|a little information worse than none?
Apr 24, 2006
Hello once again Dr Bob: Thank you for answering my questions ("not another hypothetical risk question"). I thought I may add an additional comment regarding (mis)information about hiv/aids. My boyfriend had always practised safe sex before. He slipped up with a particular guy and then, equating exposure with transmission, thought "if this bloke's got it, then I've got it already, so I might as well continue to have unprotected sex". A little information can also be harmful; the message that hiv is somewhat difficult to get hardly ever gets across, so much effort going into campaigning for safe sex. It hurts to think that had my bf known that he probably wasn't infected that first time, he would have avoided further exposure. Now we've had the results of his blood tests. His viral load is 12300 and his T-cell count is 294. His doctor has recommended he should start treatment but he refuses to do so. It may be that this is still the "denial" phase (diagnosis was only two months ago). Thanks once again, I'm a true fan of yours. Martin.
| Response from Dr. Frascino
"Equating exposure with transmission" is a common misconception that can lead to irrational HIV fears and, in your boyfriend's case, behavior that can ultimately be destructive. It highlights once again the failures of our current HIV/AIDS education program. The current neo-puritanical, sex-phobic, abstinence-only-sex-education policies being pushed by Bush and cronies aren't helping the situation. We must all continue to demand science-based HIV/AIDS education at all levels.
Your boyfriend may well be going through a period of adjustment to his new reality of being HIV positive. I agree that if his counts are consistently in the 300 range, he should consider beginning HAART. Encourage him to continue having regular follow-up visits with an HIV/AIDS specialist.
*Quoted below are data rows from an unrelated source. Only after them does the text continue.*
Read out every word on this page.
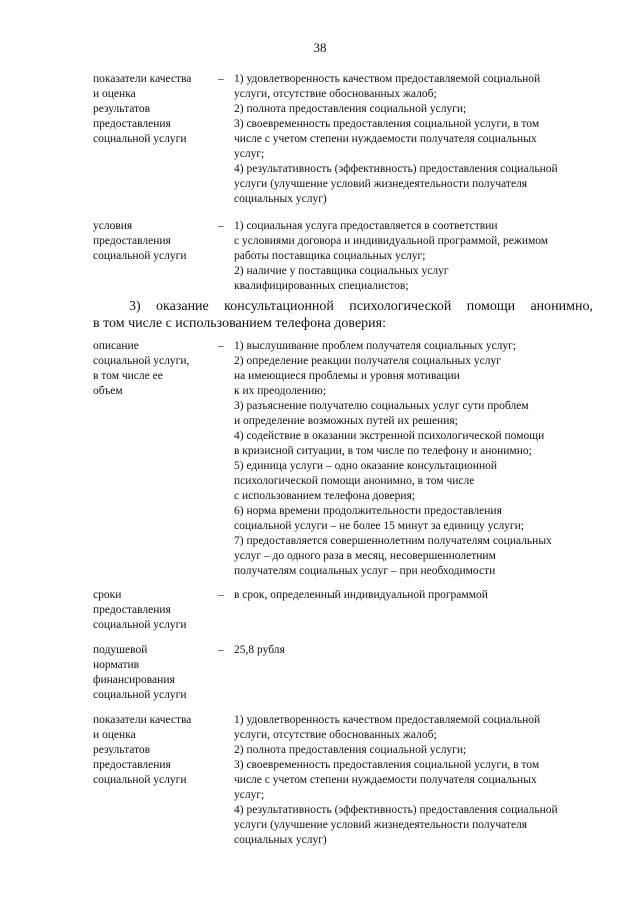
38
показатели качества
и оценка
результатов
предоставления
социальной услуги
– 1) удовлетворенность качеством предоставляемой социальной
услуги, отсутствие обоснованных жалоб;
2) полнота предоставления социальной услуги;
3) своевременность предоставления социальной услуги, в том
числе с учетом степени нуждаемости получателя социальных
услуг;
4) результативность (эффективность) предоставления социальной
услуги (улучшение условий жизнедеятельности получателя
социальных услуг)
условия
предоставления
социальной услуги
– 1) социальная услуга предоставляется в соответствии
с условиями договора и индивидуальной программой, режимом
работы поставщика социальных услуг;
2) наличие у поставщика социальных услуг
квалифицированных специалистов;
3) оказание консультационной психологической помощи анонимно,
в том числе с использованием телефона доверия:
описание
социальной услуги,
в том числе ее
объем
– 1) выслушивание проблем получателя социальных услуг;
2) определение реакции получателя социальных услуг
на имеющиеся проблемы и уровня мотивации
к их преодолению;
3) разъяснение получателю социальных услуг сути проблем
и определение возможных путей их решения;
4) содействие в оказании экстренной психологической помощи
в кризисной ситуации, в том числе по телефону и анонимно;
5) единица услуги – одно оказание консультационной
психологической помощи анонимно, в том числе
с использованием телефона доверия;
6) норма времени продолжительности предоставления
социальной услуги – не более 15 минут за единицу услуги;
7) предоставляется совершеннолетним получателям социальных
услуг – до одного раза в месяц, несовершеннолетним
получателям социальных услуг – при необходимости
сроки
предоставления
социальной услуги
– в срок, определенный индивидуальной программой
подушевой
норматив
финансирования
социальной услуги
– 25,8 рубля
показатели качества
и оценка
результатов
предоставления
социальной услуги
1) удовлетворенность качеством предоставляемой социальной
услуги, отсутствие обоснованных жалоб;
2) полнота предоставления социальной услуги;
3) своевременность предоставления социальной услуги, в том
числе с учетом степени нуждаемости получателя социальных
услуг;
4) результативность (эффективность) предоставления социальной
услуги (улучшение условий жизнедеятельности получателя
социальных услуг)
Perhaps he'll even let you accompany him to the visits. A competent HIV/AIDS specialist should be able to help him understand his current situation including the risks/benefits of beginning HAART. Also, encourage him to spend some time reading the information on this site and related links. Ultimately, the decision if and when to start meds is his. You should just try to make sure fear and denial aren't abnormally influencing his decision-making process.
Good luck to you both. I'm here if you need me.